In providing the user of an electric wheelchair with control over its speed and spin, it is nonetheless common to impose certain limits on combinations of speed and spin which the user can request. This is done essentially for safety reasons, because for example a maximum spin speed (with the left and right wheel being driven in opposite directions) may be simply requested when the wheelchair is stationary (to thus pivot on the spot), but such a sharp turn would be dangerous if requested when the wheelchair is already travelling with substantial linear speed, in the worst case scenario causing the wheelchair to overturn. It is therefore known to impose “gate shaping” on the control interface, which typically allows a greater degree of spin to be requested in combination with low linear speeds, whilst limiting more restrictively the spin that may be requested in combination with high linear speeds. Such gate shaping is typically implemented by means of an algorithm which transforms signals from the user's control interface into signals which control the motors of the wheelchair.
Even without entering a regime where the wheelchair is liable to tip over, management of the speed and spin of the wheelchair is still necessary because of the effect that certain combinations of speed and spin can have on the traction of each wheel during a turn. A loss of fraction of one wheel can have undesirable consequences for the handling of the wheelchair when making a turn. One reason why traction may be lost is the centripetal force acting on the wheelchair during a turn, which will tend to lift the inside wheel thus reducing its traction. This problem is worse with front wheel drive wheelchairs since the inside wheel is the high torque wheel and is thus more likely to lose traction. If a significant degree of transaction is lost on the inside wheel, then the wheelchair may be liable to spin out of control into the turn.

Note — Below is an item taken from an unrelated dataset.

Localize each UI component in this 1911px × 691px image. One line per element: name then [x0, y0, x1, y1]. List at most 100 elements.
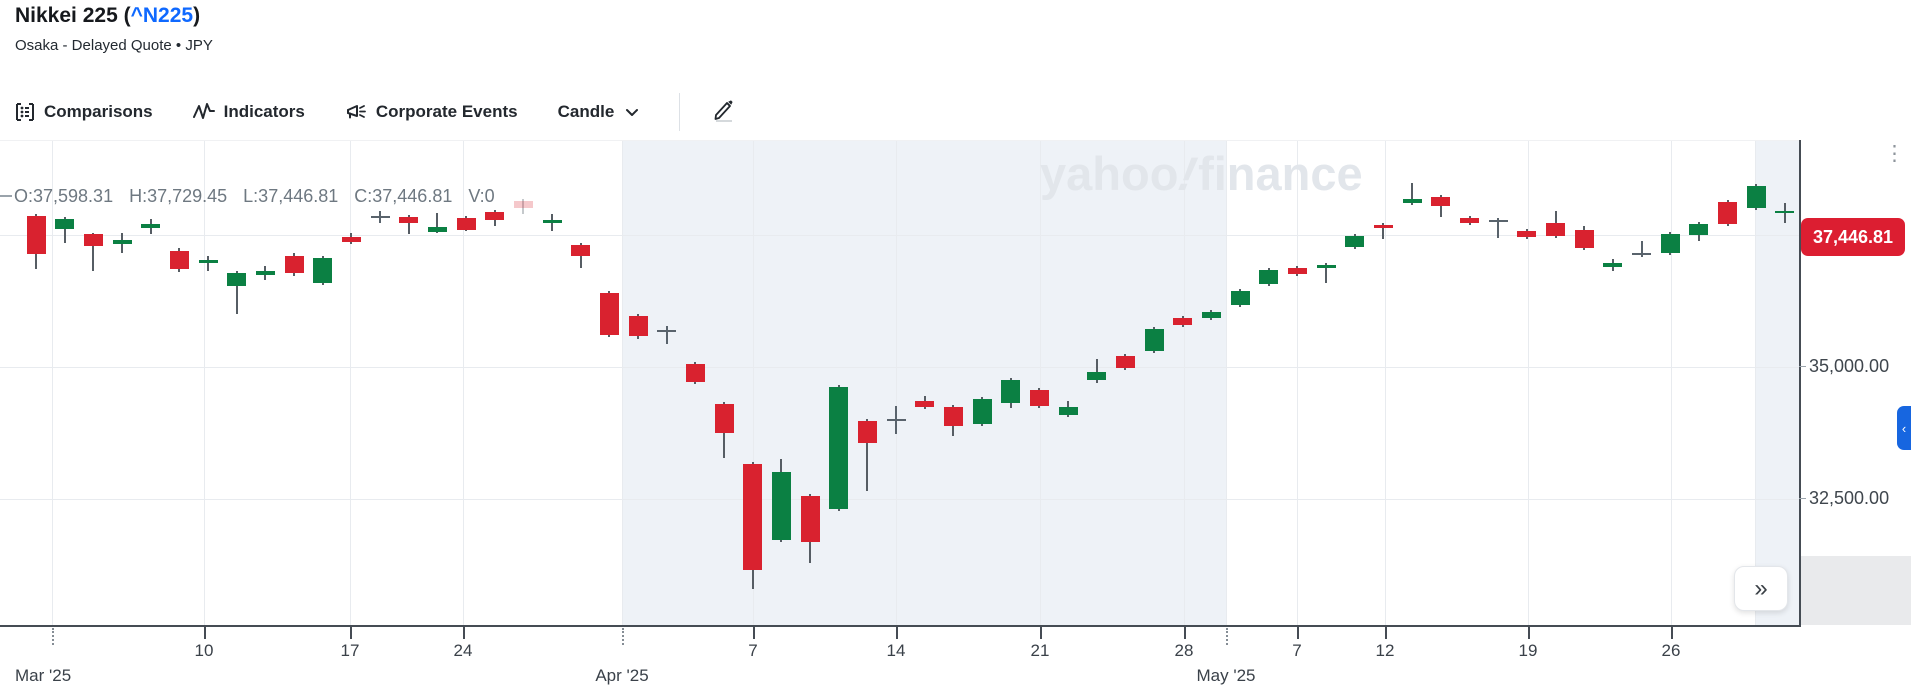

Even without such drastic lost of control, even a smaller loss of traction may cause handling difficulties for the user of the wheelchair, since the turn radius which the wheelchair follows will not correspond to that requested by the operation of the user controls.
Conventional gate shaping approaches to this problem can certainly prevent the wheelchair from overturning, but nevertheless suffer from problems in the handling characteristics of the wheelchair due to the imposed limits on the relative speed and spin affecting the smooth steering feel of the wheelchair, and have led to the overly severe inhibiting of the spin speed in certain joystick demand regions.
Some background technological information to the technology disclosed can be found in the “enAble40 Powerchair Control System” manual produced by Curtis Instruments, Inc. of New York, USA; in U.S. Pat. Nos. 5,033,000 and 5,307,888; and in US Patent Application Publication 2010/0007299 A1.
It would be desirable to provide an improved technique for controlling motorised vehicles which would alleviate the above-discussed problems.